Fabrizio Scheggi, veduta di Pulicciano, olio su tela 100×50, collezione privata

BORGO SAN LORENZO – Certo è che il poggio di Pulicciano all’ingresso di Ronta è davvero circondato dalla Storia. Io la leggo chiaramente nella pelle rugosa dei cipressi, su muri screpolati di case e chiese, nelle strettoie antiche dei borghi, si fa canto nel frinire di cicale d’estate, nel vento impigliato tra fronde di querce secolari. Tutt’intorno, ecco il ponte della ferrovia bombardato dagli americani durante la seconda guerra mondiale, la chiesa vecchia di Ronta, la Mucciano di Mons.Della Casa, il ricordo di Gaetano Magnani, la villa di Filippo Pananti, la villa di Striano dove la famiglia Gordigiani ospitò D’Annunzio ed Eleonora Duse e via di questo passo.

Soprattutto, sovrasta imponente sulla nostra testa il colle con la chiesa di Pulicciano, nello stesso identico luogo dove sorgeva uno dei principali fortilizi medievali. Proprio in questo luogo magico, chiamato da alcuni per la strategica posizione la “sentinella del Mugello”, avvennero scontri e assedi nel corso del Trecento. Ma ci vorrebbe un libro intero. E allora mi limito oggi a raccontarvi l’epica impresa dell’agosto 1351, quando i Visconti invasero il Mugello e tentarono di prendere l’ormai mitica fortezza in quel tempo fiorentina e che in passato aveva ben resistito al nemico.

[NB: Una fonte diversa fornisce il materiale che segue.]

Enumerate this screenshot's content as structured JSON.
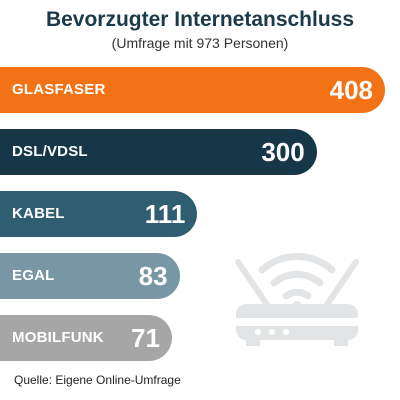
{
  "chart_data": {
    "type": "bar",
    "orientation": "horizontal",
    "title": "Bevorzugter Internetanschluss",
    "subtitle": "(Umfrage mit 973 Personen)",
    "categories": [
      "GLASFASER",
      "DSL/VDSL",
      "KABEL",
      "EGAL",
      "MOBILFUNK"
    ],
    "values": [
      408,
      300,
      111,
      83,
      71
    ],
    "colors": [
      "#f47216",
      "#163748",
      "#2f5e72",
      "#7896a3",
      "#a6a6a6"
    ],
    "source": "Quelle: Eigene Online-Umfrage",
    "grid": false,
    "legend": "none"
  },
  "decoration": {
    "icon": "wifi-router-icon"
  }
}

Narrano a questo proposito gli antichi storici che “.. avendo avuto speranza d’aver Pulicciano, (i Visconti) vi cavalcarono con 500 cavalieri e 400 fanti, e benché non potessero prender la fortezza, arsono nondimeno il borgo di fuori,.. s’accorsone che tornandovi di nuovo più grossi, facilmente espugnerebbero il luogo non difeso d’altro muro che d’un debole steccato…”. Insomma, costatate le deboli difese, questa volta sembrava un gioco da ragazzi prendere Pulicciano, ma ancora una volta gli invasori stavano per rosicchiare un osso troppo indigesto, di quelli che ti rimangono in gola per traverso.

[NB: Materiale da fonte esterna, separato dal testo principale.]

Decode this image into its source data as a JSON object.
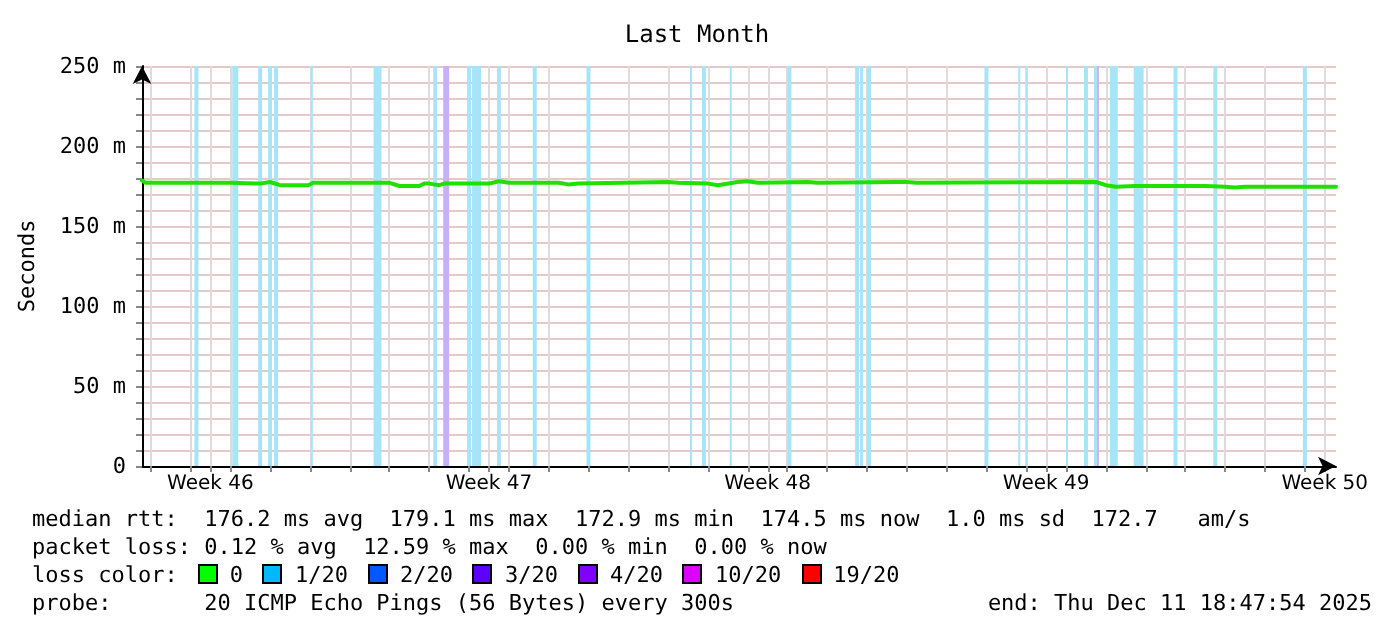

Iniziò dunque l’assedio, e i “cento fanti masnadieri alla guardia” mandati da Firenze, niente erano al confronto delle “duemila barbute, e mille fanti e più balestrieri” mandate dal condottiero Giovanni Visconti da Oleggio. Gli assalitori tentarono inutilmente per cinque ore dalle 7.00 alle 12.00 di prendere il castello avvicinandosi con difficoltà alle mura. Con difficoltà, perché dovete sapere che al tempo era d’uso lasciare una folta e selvaggia vegetazione intorno ai castelli, come possiamo capire leggendo gli Statuti della lega di Borgo dove, proprio a proposito del Castrum Pulicciani, si stabiliva che “…nessuna persona predicta possa debba ne ardisca tagliare nessun arboscello… o pruni che fossero presso le mura…et oltre a ciò non arrischino di pasturarvi capre pechore ne altro bestiame…”.

Trascorsero lunghe ore di scontri, ma solo sul far della sera l’esito dell’assedio fu chiaro a tutti, come ci viene ben raccontato dal Villani: “… giunti a piè di castello i cavalieri scesono de’ cavalli e con gli elmi e colle barbute in testa… ordinarono i balestrieri e cominciarono da ogni parte a un’ora a montare verso gli steccati. I terrazzani arditi e fieri, co’ soldati che v’erano, si misono francamente alla difesa colle balestra ch’aveano e co’ sassi maneschi. La forza dei nemici era grande, tanto che per forza condussero un loro conestabile con la sua bandiera quasi al pari dello steccato. Come si fermò con l’insegna per dare favore agli altri, tra con le balestre e con le pietre, lo traboccarono morto giù per la ripa….”.

La morte violenta di quel giovane capitano, molto amato dalla truppa, scoraggiò gli assalitori i quali, anche per l’arrivo del buio, decisero di sospendere l’assedio. Poi al mattino seguente se ne andarono, richiamati da altre emergenze guerresche. Insomma, si potrebbe dire che quella volta bastò …una sassata ben assestata! Una circostanza fortunata? Forse, fatto sta che ancora una volta Pulicciano fu salva e accrebbe la propria fama di fortezza inaccessibile.